PDF files are still highly popular. The user will find all information in a single, human-readable file which is quite durable. However, the programmatic generation of pdf files can be a bit tricky. A rendering engine is needed to transform the source data into the target pdf file. The source data can be broken up into two parts: templates and dynamic data. The template is a skeleton of the pdf document. It contains static texts, images, styling and positioning rules etc. It also contains field definitions where the dynamic data will be filled in. The process of merging template and dynamic data is done by a templating engine.

There are multiple technologies applicable.

Office Suites

It’s pretty easy to generate a pdf file by using an office suite like LibreOffice or Google Docs. It’s even possible to automate this with a headless LibreOffice instance. But working with OpenDocument files as templates for the pdf creation is not developer friendly (e.g. no git diffs …). The implementation will be extra hard if the dynamic data also include complicated stuff like styling directives. On the other hand templates might be maintained in a WYSIWYG manner with user know software (basically just the office suite).

Programmatic drawing

Drawing and writing elements programmatically on the pdf canvas is a pragmatic approach. The template is just a regular pdf file with some blanks. While this approach definitely works for simple documents, it gets harder with increasing document complexity. For example necessary line breaks and text alignments are easy to get wrong. In the long run a more sophisticated approach will be easier to handle.

Latex

Latex is an extremely powerful and function-rich text processor which can also generate pdf files, of course. Using latex files as templates is also pretty easy because it is just text containing latex rules. The maintainers of the templates must be able to work with latex files, which could be quite a restriction. They need to learn latex first.

The dynamic input is arbitrary data. To prevent Latex Injections the templating engine must escape all dynamic input.

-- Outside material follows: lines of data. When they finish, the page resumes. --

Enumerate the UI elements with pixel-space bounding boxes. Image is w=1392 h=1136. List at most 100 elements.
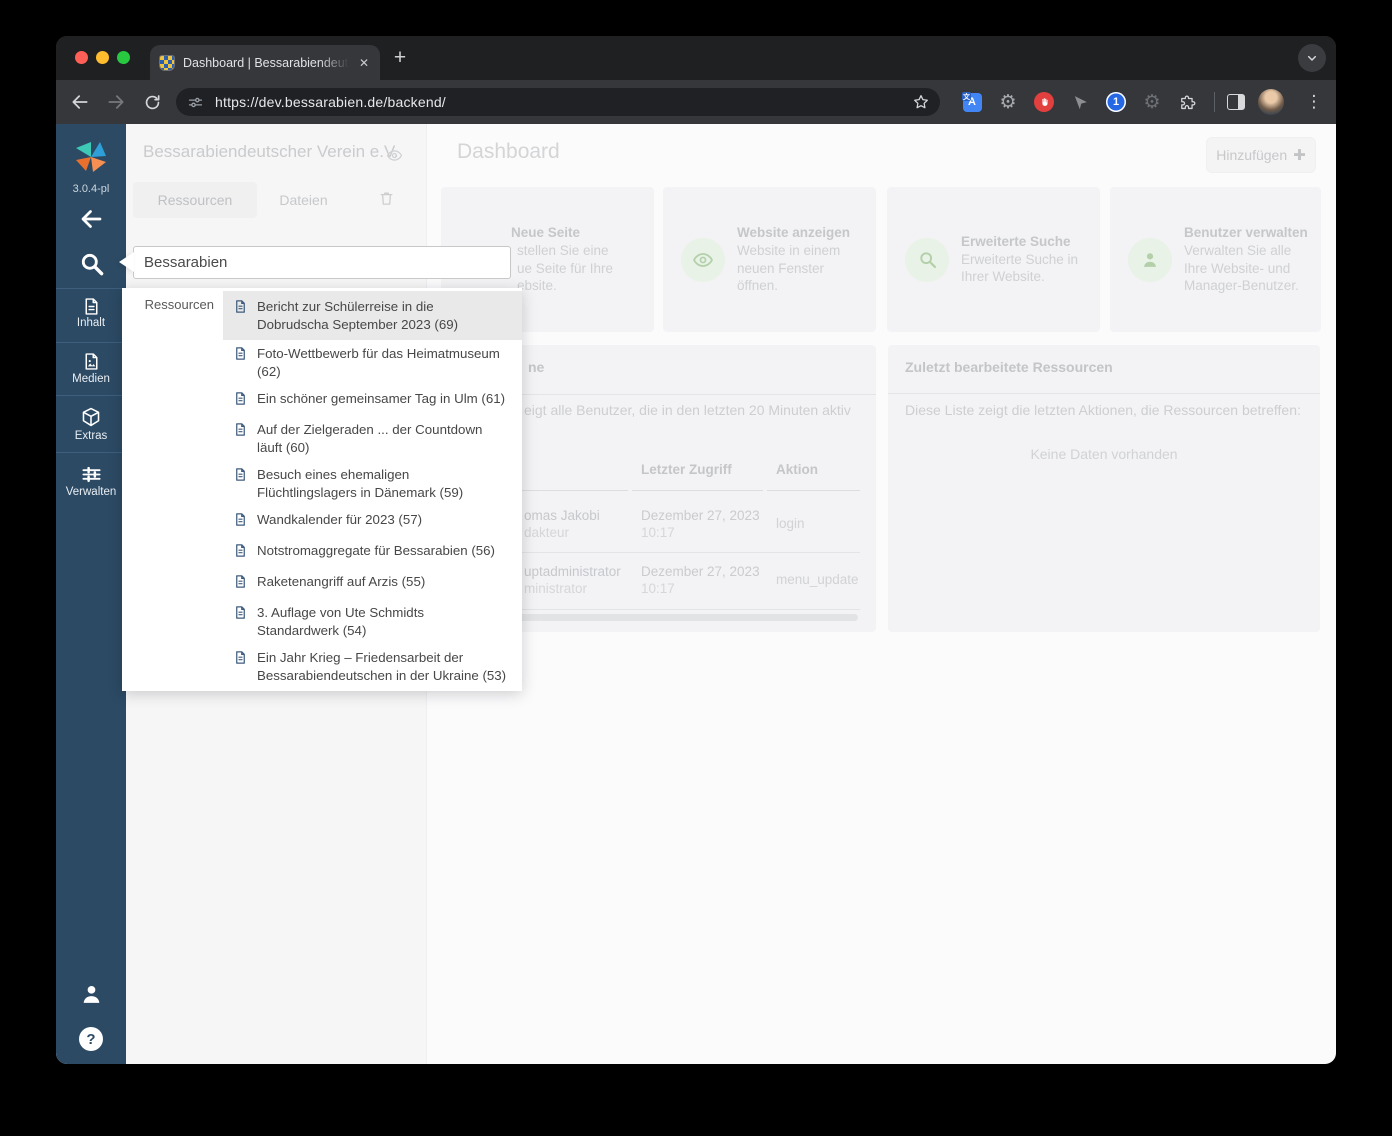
side-panel-button[interactable]: [1224, 90, 1248, 114]
card-body: Erweiterte Suche in Ihrer Website.: [961, 251, 1079, 285]
media-icon: [85, 353, 97, 370]
user-name-fragment: omas Jakobi: [524, 508, 600, 523]
card-erweiterte-suche[interactable]: Erweiterte Suche Erweiterte Suche in Ihr…: [887, 187, 1100, 332]
page-title: Dashboard: [457, 140, 560, 163]
cursor-extension-icon[interactable]: [1068, 90, 1092, 114]
search-result[interactable]: Ein schöner gemeinsamer Tag in Ulm (61): [223, 385, 522, 416]
chevron-down-icon: [1307, 55, 1317, 61]
back-button[interactable]: [68, 90, 92, 114]
bookmark-star-icon[interactable]: [912, 93, 930, 111]
address-bar[interactable]: https://dev.bessarabien.de/backend/: [176, 88, 940, 116]
sidebar-item-label[interactable]: Extras: [56, 430, 126, 442]
search-icon: [81, 253, 103, 276]
search-result[interactable]: Ein Jahr Krieg – Friedensarbeit der Bess…: [223, 644, 522, 689]
last-access-time: 10:17: [641, 525, 675, 540]
version-label: 3.0.4-pl: [72, 183, 110, 195]
search-result[interactable]: Bericht zur Schülerreise in die Dobrudsc…: [223, 291, 522, 340]
cube-icon: [82, 407, 100, 427]
reload-button[interactable]: [140, 90, 164, 114]
sidebar-item-verwalten[interactable]: [56, 463, 126, 486]
document-icon: [233, 299, 249, 319]
user-name-fragment: uptadministrator: [524, 564, 621, 579]
site-info-icon[interactable]: [186, 93, 205, 112]
forward-button[interactable]: [104, 90, 128, 114]
profile-avatar[interactable]: [1258, 89, 1284, 115]
back-arrow-icon: [81, 210, 102, 228]
inactive-extension-icon[interactable]: ⚙: [1140, 90, 1164, 114]
admin-sidebar: 3.0.4-pl Inhalt Medien Extras Verwalten …: [56, 124, 126, 1064]
search-input[interactable]: [133, 246, 511, 279]
user-icon: [83, 985, 99, 1003]
sliders-icon: [81, 466, 101, 483]
panel-title: Zuletzt bearbeitete Ressourcen: [905, 359, 1113, 375]
document-icon: [233, 346, 249, 366]
column-header: Letzter Zugriff: [641, 462, 732, 477]
last-access-time: 10:17: [641, 581, 675, 596]
card-title: Erweiterte Suche: [961, 233, 1071, 249]
new-tab-button[interactable]: +: [388, 46, 412, 70]
browser-toolbar: https://dev.bessarabien.de/backend/ A文 ⚙…: [56, 80, 1336, 124]
sidebar-item-label[interactable]: Medien: [56, 373, 126, 385]
preview-eye-icon[interactable]: [386, 147, 403, 169]
card-body-fragment: stellen Sie eine: [517, 242, 609, 258]
document-icon: [233, 605, 249, 625]
search-result[interactable]: Wandkalender für 2023 (57): [223, 506, 522, 537]
search-result[interactable]: Besuch eines ehemaligen Flüchtlingslager…: [223, 461, 522, 506]
site-title: Bessarabiendeutscher Verein e.V.: [143, 142, 399, 161]
account-button[interactable]: [56, 982, 126, 1007]
search-result[interactable]: Auf der Zielgeraden ... der Countdown lä…: [223, 416, 522, 461]
minimize-window-button[interactable]: [96, 51, 109, 64]
search-result[interactable]: Notstromaggregate für Bessarabien (56): [223, 537, 522, 568]
user-icon: [1128, 237, 1172, 282]
help-button[interactable]: ?: [56, 1027, 126, 1051]
sidebar-item-label[interactable]: Verwalten: [56, 486, 126, 498]
tab-close-icon[interactable]: ✕: [357, 55, 371, 71]
card-body-fragment: ue Seite für Ihre: [517, 260, 614, 276]
eye-icon: [681, 237, 725, 282]
tab-dateien[interactable]: Dateien: [257, 182, 350, 218]
translate-extension-icon[interactable]: A文: [960, 90, 984, 114]
app-logo-icon[interactable]: [73, 139, 109, 175]
sidebar-item-extras[interactable]: [56, 406, 126, 428]
card-body: Verwalten Sie alle Ihre Website- und Man…: [1184, 242, 1299, 294]
trash-icon[interactable]: [378, 190, 395, 212]
card-title: Benutzer verwalten: [1184, 224, 1308, 240]
card-body-fragment: ebsite.: [517, 278, 557, 294]
empty-state-text: Keine Daten vorhanden: [1030, 446, 1178, 462]
question-icon: ?: [79, 1027, 103, 1051]
browser-menu-button[interactable]: ⋮: [1302, 90, 1326, 114]
document-icon: [233, 543, 249, 563]
search-group-label: Ressourcen: [144, 297, 214, 312]
document-icon: [233, 512, 249, 532]
browser-tab[interactable]: Dashboard | Bessarabiendeut ✕: [150, 45, 380, 80]
tab-ressourcen[interactable]: Ressourcen: [133, 182, 257, 218]
adblock-extension-icon[interactable]: [1032, 90, 1056, 114]
sidebar-item-label[interactable]: Inhalt: [56, 317, 126, 329]
site-favicon-icon: [159, 54, 175, 71]
card-website-anzeigen[interactable]: Website anzeigen Website in einem neuen …: [663, 187, 876, 332]
document-icon: [233, 467, 249, 487]
search-results-list: Bericht zur Schülerreise in die Dobrudsc…: [223, 288, 522, 691]
search-result[interactable]: Raketenangriff auf Arzis (55): [223, 568, 522, 599]
sidebar-item-medien[interactable]: [56, 351, 126, 372]
settings-extension-icon[interactable]: ⚙: [996, 90, 1020, 114]
tab-title: Dashboard | Bessarabiendeut: [183, 55, 349, 70]
recent-resources-panel: Zuletzt bearbeitete Ressourcen Diese Lis…: [888, 345, 1320, 632]
tab-search-button[interactable]: [1298, 44, 1326, 72]
collapse-back-button[interactable]: [56, 207, 126, 231]
onepassword-extension-icon[interactable]: 1: [1104, 90, 1128, 114]
search-result[interactable]: Foto-Wettbewerb für das Heimatmuseum (62…: [223, 340, 522, 385]
close-window-button[interactable]: [75, 51, 88, 64]
sidebar-item-inhalt[interactable]: [56, 296, 126, 317]
card-title: Neue Seite: [511, 225, 581, 240]
url-text[interactable]: https://dev.bessarabien.de/backend/: [215, 94, 446, 110]
sidebar-search-button[interactable]: [56, 250, 126, 277]
extensions-puzzle-icon[interactable]: [1176, 90, 1200, 114]
search-result[interactable]: 3. Auflage von Ute Schmidts Standardwerk…: [223, 599, 522, 644]
card-body: Website in einem neuen Fenster öffnen.: [737, 242, 841, 294]
add-button[interactable]: Hinzufügen ✚: [1206, 137, 1316, 173]
zoom-window-button[interactable]: [117, 51, 130, 64]
card-benutzer-verwalten[interactable]: Benutzer verwalten Verwalten Sie alle Ih…: [1110, 187, 1321, 332]
document-icon: [233, 574, 249, 594]
page-content: 3.0.4-pl Inhalt Medien Extras Verwalten …: [56, 124, 1336, 1064]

Otherwise, an attacker might tamper the generated pdf file or even execute commands on your server (e.g. when the latex flag -shell-escape is set)!

PDF generation using latex is a solid and well-tested approach.

Webbrowsers

Webbrowsers can render the DOM (web content) of a webpage to a pdf file. This function is regularly exposed in the user interface. It’s also available via JavaScript as e.g. window.print(). However, this is still manual and based on user interaction.

But a headless browser engine (typically firefox or chromium) can also be executed in the backend. An adapter, called webdriver, is needed to control such an instance, e.g. Selenium, PhantomJs (deprecated) or Puppeteer. Now it’s possible to get a pdf via the webdriver out of the headless browser. Keep in mind that it takes some time to spin up a browser instance, fully load and render the webpage and then generate the pdf.

This approach is really developer (especially web-developer) friendly. Templates might be maintained via a WYSIWYG webpage editor.

Problematic is the potentially high resource usage of a browser engine. Running too many parallel rendering jobs at the same time can eat up the servers resources. To prevent this a job queue should be used in conjunction with a limited number of parallel executors.

Pseudo Webbrowsers

Full-featured browser engines like firefox and chromium are powerful but (relatively) slow. There are engines which only implement a subset of the web standards (e.g. only HTML4 with some CSS3 rules) but have a significant higher throughput and less resource usage. Examples are WeasyPrint and xhtml2pdf. The downside of this approach is that due to the non-standard conforming behaviour each engine interprets the html and css rules differently. So the templates will not be portable. It might also be difficult to figure out how the engine actually interprets positioning and styling rules.